Jangan sekarang, apalagi di depan orang. Aku benci menunjukkan kelemahan.
Dalam diam, aku mengisi paru-paruku yang mulai tersengal. Tanganku dengan cepat bersembunyi di bawah meja, menusukkan kuku-kukuku ke telapak tangan.
Tetap waras, Ainara. Tetap waras.
"Ini temen kamu, Mas?" Lagi, Elora mencoba merebut perhatian Arfan dengan menunjukku. "Kok enggak dikenalin ke aku? Eh, kenalin dong."
"You know her." Kening Arfan langsung bergelombang
"Oh ya?" Mata cokelat terang Elora membola. "Eh, sori aku lupa. Efek tinggal lama di Islandia, jadi enggak ngeh. Siapa namanya, Mas? Barangkali aku inget."
Arfan mendengkus malas. Alih-alih menanggapi, ia justru tersenyum miring padaku.
"Such a person didn't deserve to be your cousin, Nara. Si Paling Lama di Luar Negeri," ejek Arfan terang-terangan. Mulut tajamnya tak ragu mencabik harga diri seseorang.
Laki-laki itu beranjak dari kursi. "Udah tahu mau pesen apa, Nara? Si waiter kayaknya lagi riweh. Sini biar saya aja yang orderin ke konter."
Aku berkedip cepat seakan bisa membaca niatnya. "Pa-pasta sesuai rekomen-dasi ka-kamu aja," jawabku terbata.
"Oke. Bentar, ya." Arfan mengangkat jempol.
Bulir keringat mengalir deras menuruni punggungku. Tanganku lembap. Sepeninggal Arfan, Elora sama sekali tak bersuara. Hanya berdiri di samping meja, diam seperti patung sekalipun tak dianggap. Begitu saja sudah cukup mengintimidasi.
Let me tell you something. Aku tidak takut pada Elora. Sama sekali. Namun, entah mengapa tiap kali menghadapinya seperti ini bawaannya pengin menunduk. Menghindari hunjaman tatapannya. Kilasan-kilasan buruk mengikuti, membuatku tak nyaman setengah mati. Perutku ikut melilit sampai aku buru-buru pamit.
"Permisi. Saya butuh toilet," ucapku tanpa mendongak.
Masa bodoh dengan persetujuan Elora, aku ngeloyor pergi dengan membawa diri. Menghindar, menghindar, itu yang aku butuhkan.
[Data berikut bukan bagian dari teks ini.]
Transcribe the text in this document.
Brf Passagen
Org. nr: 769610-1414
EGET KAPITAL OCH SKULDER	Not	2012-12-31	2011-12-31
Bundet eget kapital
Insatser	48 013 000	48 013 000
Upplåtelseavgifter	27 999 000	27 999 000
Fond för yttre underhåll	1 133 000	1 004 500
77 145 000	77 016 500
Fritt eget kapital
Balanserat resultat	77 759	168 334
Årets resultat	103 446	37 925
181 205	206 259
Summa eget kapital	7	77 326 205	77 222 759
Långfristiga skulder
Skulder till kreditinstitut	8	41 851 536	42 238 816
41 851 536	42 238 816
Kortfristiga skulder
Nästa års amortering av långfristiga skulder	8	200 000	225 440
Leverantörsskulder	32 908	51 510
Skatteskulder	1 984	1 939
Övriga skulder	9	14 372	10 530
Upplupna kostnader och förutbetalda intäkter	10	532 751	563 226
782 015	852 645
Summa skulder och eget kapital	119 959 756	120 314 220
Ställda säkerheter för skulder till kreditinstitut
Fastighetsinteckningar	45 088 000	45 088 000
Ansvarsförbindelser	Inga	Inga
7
Suasana toilet yang lengang sedikit meredakan isi kepalaku yang awut-awutan. Aku langsung membuka keran wastafel guna membasuh muka. Air dingin mungkin bukan solusi yang tepat mengingat keinginan pulangku melonjak.
KAMU SEDANG MEMBACA
A Game to Make Him Fall [PROSES PENERBITAN]
RomanceDear Future Ainara, Kalau kamu sampai membaca ini berarti posisiku sekarang sudah move on dari Mas Crush. Namun, jika kamu ketiban sial, bisa jadi statusmu sekarang diramalkan: 1. Jadian dengan Mas Crush Alasannya? Perempuan waras mana yang mampu me...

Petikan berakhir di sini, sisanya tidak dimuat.